Su aroma Alfa llenó la habitación, intenso, descontrolado.
Tardó varios segundos en recordar dónde estaba.
No Rusia.
No nieve real.
No disparos.
Nueva York.
Tres años lejos.
Se llevó una mano al pecho, sintiendo el latido acelerado.
Había construido un imperio.
Había derrotado competidores.
Había aprendido a negociar con hombres que duplicaban su edad.
Y aun así…
seguía soñando como una niña que falló.
Se levantó y caminó hacia la ventana.
La ciudad seguía viva.
Indiferente a sus fantasmas.
Apoyó la frente contra el vidrio frío.
—No soy débil —murmuró.
Pero el eco del sueño no desaparecía.
En Rusia, a miles de kilómetros, Aleksander Sergeyev miraba el mismo cielo nocturno desde su despacho.
Milan estaba frente a él con un nuevo informe.
—Confirmado. Manhattan. Es ella.
Aleksander tomó el documento con calma.
Tres años.
Había esperado exactamente esto.
Una Alfa forjada en culpa se convierte en acero.

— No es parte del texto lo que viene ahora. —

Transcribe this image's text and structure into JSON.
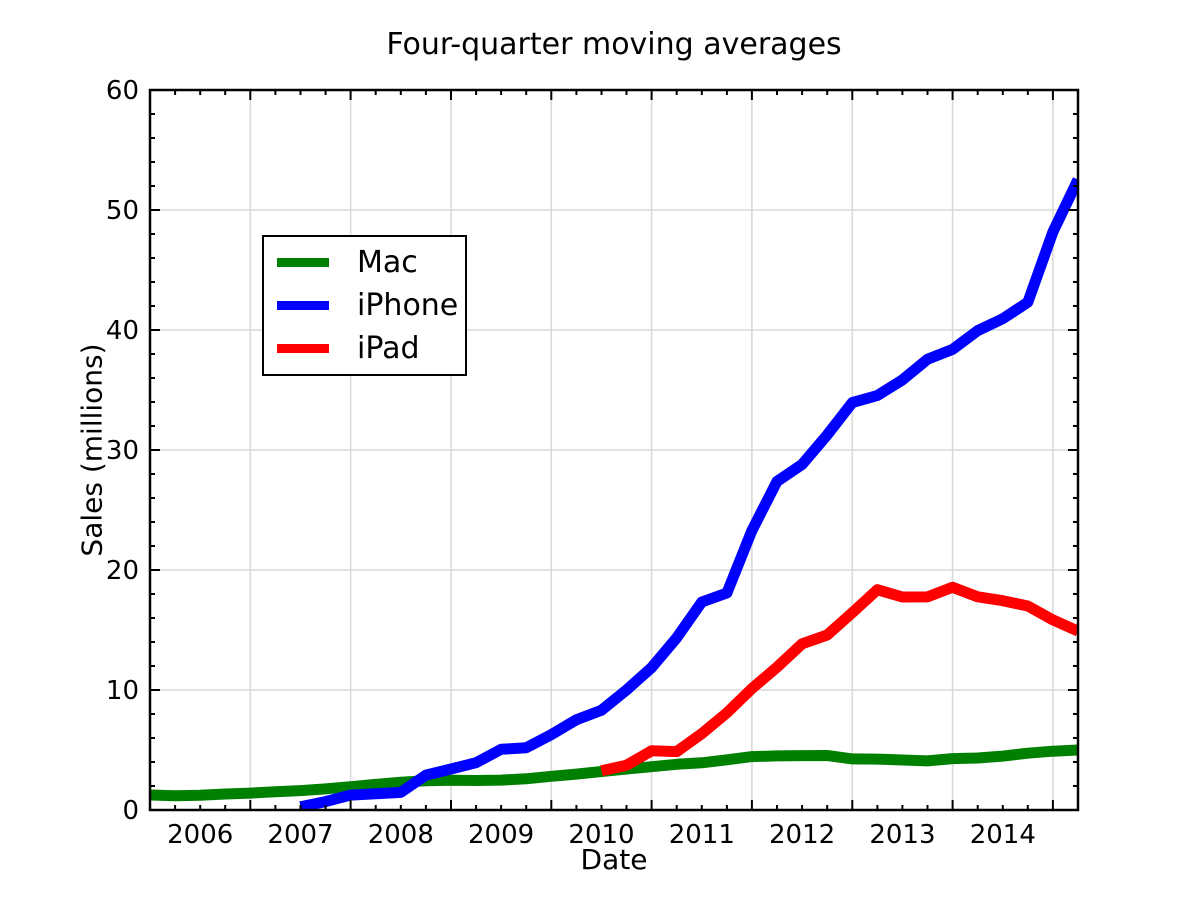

—¿Vamos por ella? —preguntó Milan.
Aleksander negó suavemente.
—No.
Sus ojos se suavizaron apenas, algo que solo su familia sabía reconocer.
—Cuando regrese… no será porque la trajimos.
Será porque eligió volver.
En Nueva York, Isabella cerró los ojos un segundo.
No sabía que la observaban desde la distancia.
No sabía que su padre seguía cada movimiento.
Solo sabía que el pasado aún respiraba en su mente.
Y que, aunque hubiera huido para fortalecerse…
todavía no se había perdonado.
El invierno no había terminado con ella.
Solo la estaba moldeando.
Y cuando finalmente regresara a casa…
no sería como la menor que falló.
Sería como la Alfa que aprendió a sobrevivir.